American Charged With Smuggling to Aid Iran's Nuke Program

An American businessman installed a restricted U.S. satellite system on an Iranian oil tanker and helped smuggle computer equipment to Iran's nuclear weapons program, federal prosecutors said.

Mohammad Farahbakhsh (search), 43, already faces smuggling charges for allegedly funneling pressure sensors to Iran. He was indicted Wednesday on new charges spelling out a scheme to sell prohibited equipment to his native country.

Between 1998 and 2000, Farahbakhsh sold computer parts from National Instruments (search), based in Austin, Texas, to the Shahid Hemmat Industrial Group (search), a branch of the Iranian government "involved in developing and producing ballistic and cruise missiles," prosecutors said.

He allegedly hid the deal using an Iranian bank with a branch in the United Arab Emirates.

The indictment was handed up the same day Farahbakhsh's attorney filed documents trying get the original case dismissed.

"I have never seen any documents that would support that allegation," attorney Kristan Peters said.

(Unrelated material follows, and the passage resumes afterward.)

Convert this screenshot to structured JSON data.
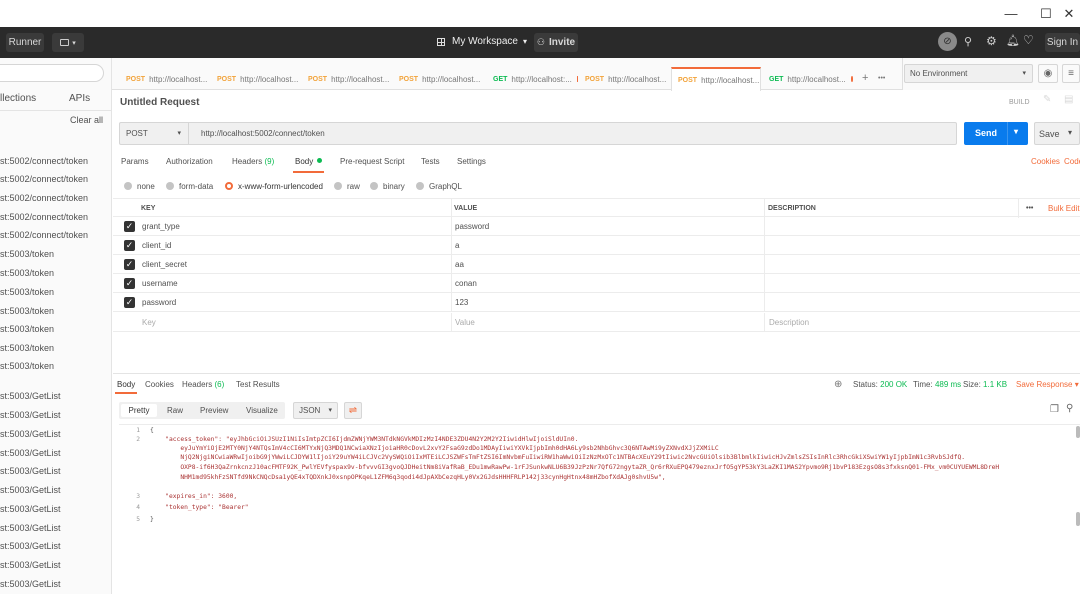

The indictment alleges that in 2002 Farahbakhsh, of Los Angeles, sold a $60,000 satellite communication system to the Iranian Offshore Engineering and Construction Co. The satellite system is controlled equipment because of terrorism concerns.

Peters said the satellite equipment was used to get television reception on the oil tanker: "This is not against the law."

Since the equipment was sold to the UAE, to whom American exports are allowed, and installed on an oil tanker in the UAE, the sale did not violate export law, she said.

Farahbakhsh is being held pending trial.